N’affectons surtout pas une taxe à une agence qui doit être indépendante, et qui, en l’occurrence, pourrait avoir un intérêt à faire vendre des produits pharmaceutiques pour gagner plus d’argent et financer la recherche. C’était le premier point ; je suis défavorable au principe même de cette taxe.
Ensuite, je souhaite prendre une minute pour m’exprimer sur la recherche en cancérologie. Cette recherche est, aujourd’hui, la mieux financée de l’ensemble de la recherche biomédicale en France, grâce aux différents plans Cancer successifs. Elle bénéficie, selon les années, de 50 millions à 60 millions d’euros, voire parfois de 70 millions d’euros, qui proviennent du budget de l’Agence nationale de la recherche, l’ANR, laquelle finance la recherche en cancérologie, sanctuarisée par les plans Cancer.
Il s’agit donc du seul budget de recherche qui ne baisse jamais. Il est même parfois difficile de le dépenser en totalité, parce qu’il faut financer de la bonne recherche, et non n’importe quoi ; il ne faut pas financer des recherches qui ne peuvent déboucher sur des résultats ou dont les méthodes sont mauvaises. Il faut entretenir un esprit de compétition pour valoriser ceux qui travaillent bien et ne pas financer à tout-va ni saupoudrer l’argent.

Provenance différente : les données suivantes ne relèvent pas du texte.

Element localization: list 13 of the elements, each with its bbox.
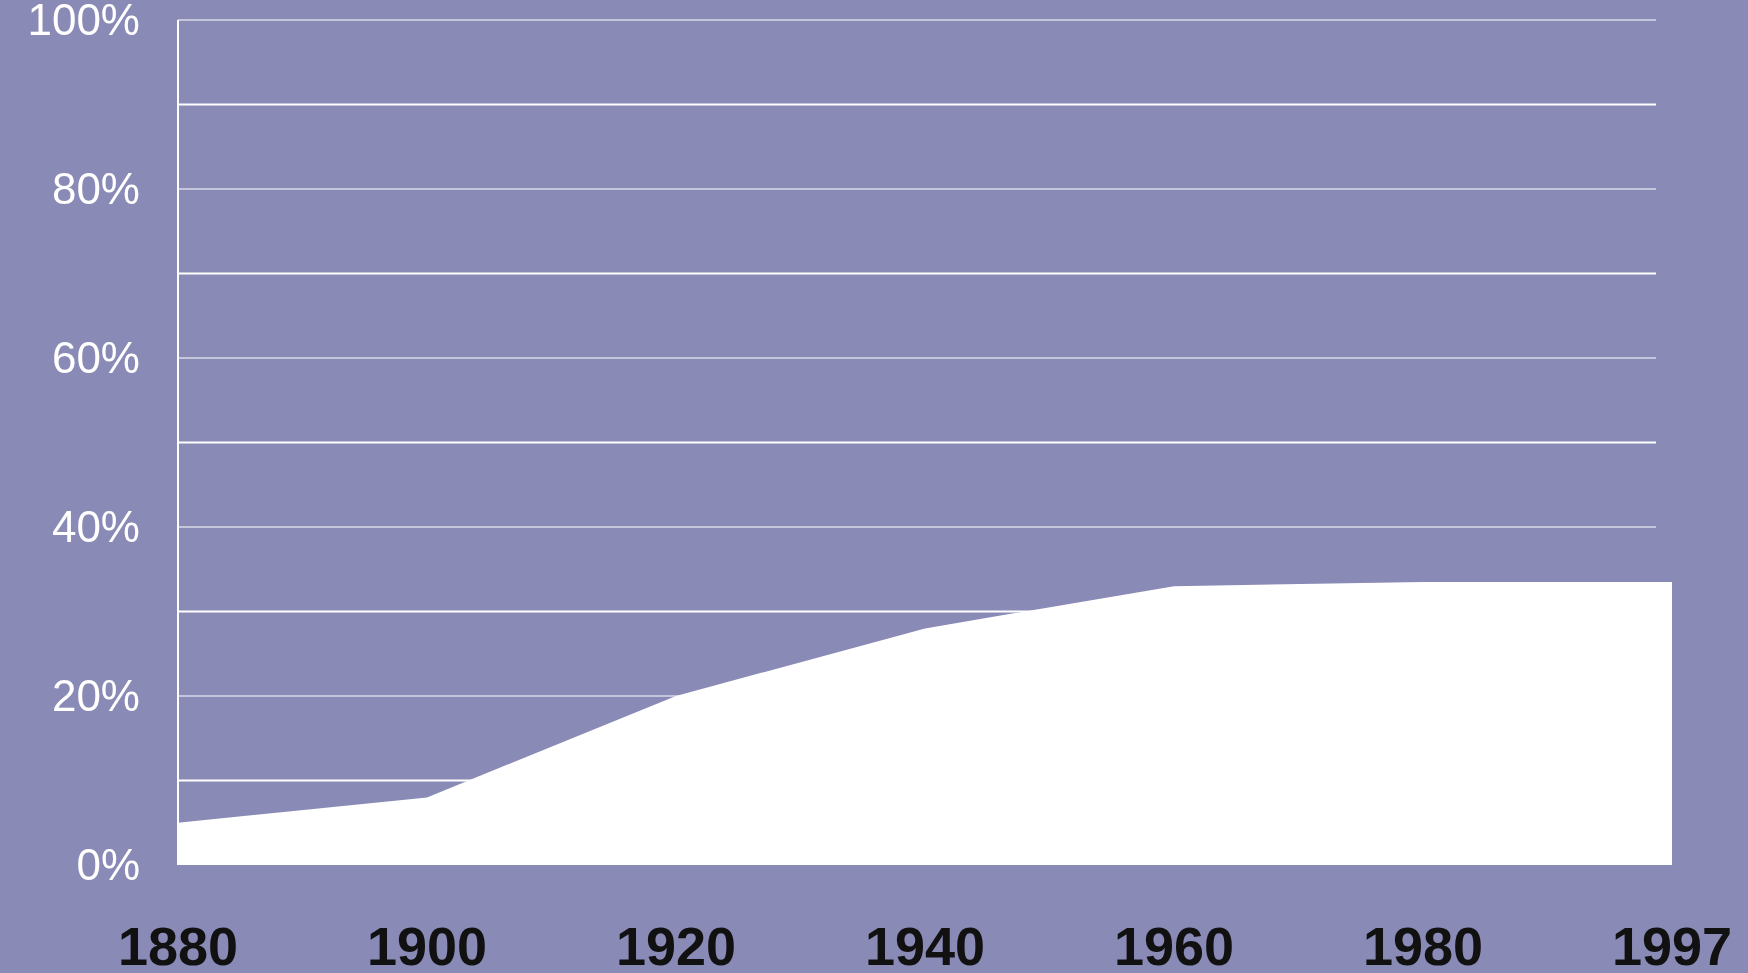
x-tick-label: 1960 [1113, 916, 1235, 973]
y-tick-label: 0% [76, 840, 140, 890]
x-tick-label: 1980 [1362, 916, 1484, 973]
x-tick-label: 1997 [1611, 916, 1733, 973]
y-tick-label: 60% [51, 333, 140, 383]
x-tick-label: 1900 [366, 916, 488, 973]
x-tick-label: 1920 [615, 916, 737, 973]
y-tick-label: 80% [51, 164, 140, 214]
y-tick-label: 40% [51, 502, 140, 552]
y-tick-label: 100% [27, 0, 140, 45]
y-tick-label: 20% [51, 671, 140, 721]
x-tick-label: 1940 [864, 916, 986, 973]
x-tick-label: 1880 [117, 916, 239, 973]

Cette somme est par conséquent déjà importante, et il faut encore y ajouter, en moyenne, 40 millions d’euros par an, provenant de la Ligue contre le cancer et de la Fondation ARC. Ainsi, il y a déjà au moins 100 millions d’euros à dépenser par an dans la recherche sur le cancer, ce qui est, je le répète, le plus gros budget de la recherche biomédicale en France.
Environ un dixième de cette somme est dédié à la recherche sur les cancers des enfants. L’une des raisons, puisque vous m’interpellez sur ce sujet, pour lesquelles on n’améliore pas la survie dans certains cancers de l’enfant – certes, il y a eu d’énormes progrès dans le traitement des leucémies –, réside dans le fait que l’industrie pharmaceutique ne développe pas de nouveau médicament. Il faut donc surtout être incitatif, pour que l’industrie pharmaceutique internationale développe des produits traitant les cancers de l’enfant.
D’autre part – excusez-moi d’être un peu technique –, les mécanismes des cancers de l’enfant sont très différents de ceux des cancers des adultes ; les origines ne sont pas du tout les mêmes. Aussi, c’est probablement la recherche très fondamentale sur l’embryogenèse qui fera progresser le traitement des cancers de l’enfant. Nous attendons, en quelque sorte, des progrès en matière de compréhension du développement des tissus.
Par conséquent, c’est clairement la recherche fondamentale qu’il faudrait mieux financer, plutôt que la recherche dédiée à certains cancers de l’enfant qui n’apportera pas de réponse de rupture par rapport aux questions aujourd’hui posées à propos des cancers des enfants.
Pardonnez-moi de prendre ce temps d’explication, mesdames, messieurs les sénateurs, mais vouloir sans arrêt affecter de l’argent à la recherche dédiée et appliquée ne constitue pas, à mon avis, la bonne piste. Nous ferions mieux d’être collectivement très attentifs au budget de la recherche en général, notamment de la recherche fondamentale. En effet, bien souvent, les innovations de rupture viennent de sujets qui n’ont rien à voir avec l’endroit où l’on creusait.
Voilà pour mon avis sur le fond et, sur la forme, je le répète, je suis totalement défavorable à une taxe dédiée à l’INCa.